3. The connector runs only if the request is allowed.
4. Agent checks returned rows or payloads with /api/v1/mcp/check-output when output scanning is enabled.
5. Audit and decision records keep the tool activity inspectable.
Use this path for governed database access, HTTP connectors, storage connectors, SaaS connectors, and plugin-hosted tool calls.

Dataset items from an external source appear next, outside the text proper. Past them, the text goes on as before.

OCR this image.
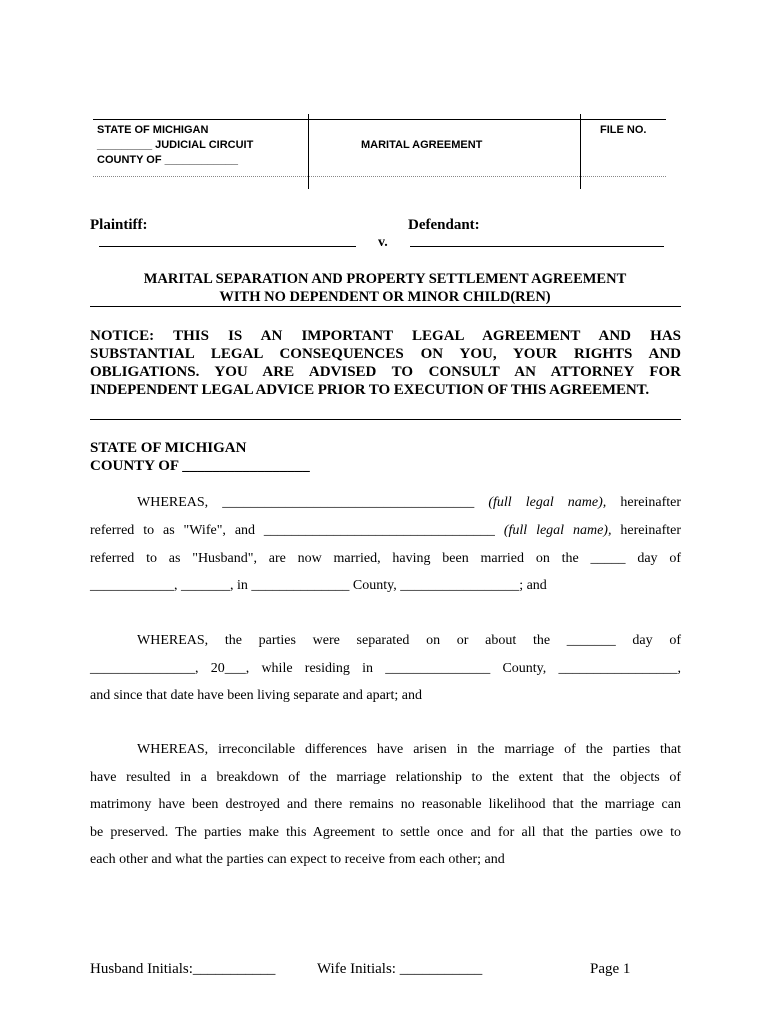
STATE OF MICHIGAN
_________ JUDICIAL CIRCUIT
COUNTY OF ____________
MARITAL AGREEMENT
FILE NO.
Plaintiff:	Defendant:
v.
MARITAL SEPARATION AND PROPERTY SETTLEMENT AGREEMENT
WITH NO DEPENDENT OR MINOR CHILD(REN)
NOTICE: THIS IS AN IMPORTANT LEGAL AGREEMENT AND HAS
SUBSTANTIAL LEGAL CONSEQUENCES ON YOU, YOUR RIGHTS AND
OBLIGATIONS. YOU ARE ADVISED TO CONSULT AN ATTORNEY FOR
INDEPENDENT LEGAL ADVICE PRIOR TO EXECUTION OF THIS AGREEMENT.
STATE OF MICHIGAN
COUNTY OF _________________
WHEREAS, ____________________________________ (full legal name), hereinafter
referred to as "Wife", and _________________________________ (full legal name), hereinafter
referred to as "Husband", are now married, having been married on the _____ day of
____________, _______, in ______________ County, _________________; and
WHEREAS, the parties were separated on or about the _______ day of
_______________, 20___, while residing in _______________ County, _________________,
and since that date have been living separate and apart; and
WHEREAS, irreconcilable differences have arisen in the marriage of the parties that
have resulted in a breakdown of the marriage relationship to the extent that the objects of
matrimony have been destroyed and there remains no reasonable likelihood that the marriage can
be preserved. The parties make this Agreement to settle once and for all that the parties owe to
each other and what the parties can expect to receive from each other; and
Husband Initials:___________	Wife Initials: ___________	Page 1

It is the path that lets policy, explainability, overrides, and audit apply to tools instead of only to model prompts.
Key docs:
Workflow Control Plane Path
Workflow APIs are for multi-step plans, execution state, checkpointing, replay, and approval-aware workflow execution.
1. Application or platform automation creates or executes a plan.
2. Orchestrator stores workflow state and step metadata.
3. Policies, approvals, checkpoints, and provider routing apply at the relevant step boundary.
4. Platform teams inspect executions, replay decisions, or resume from checkpoints through the API.
Use this path when your product is not just sending one prompt, but coordinating several model calls, tools, retries, approvals, or external actions.
Key docs:
Direct Orchestrator Access
Direct calls to 8081 are useful when:
- the caller is an internal service inside the same trusted network boundary
- platform automation needs audit search, policy management, provider management, planning, or replay APIs
- you are debugging a self-hosted deployment locally
For user-facing application traffic, prefer Agent on 8080. That gives you the narrowest ingress surface and keeps system-policy, auth, audit, and MCP handling in the expected place.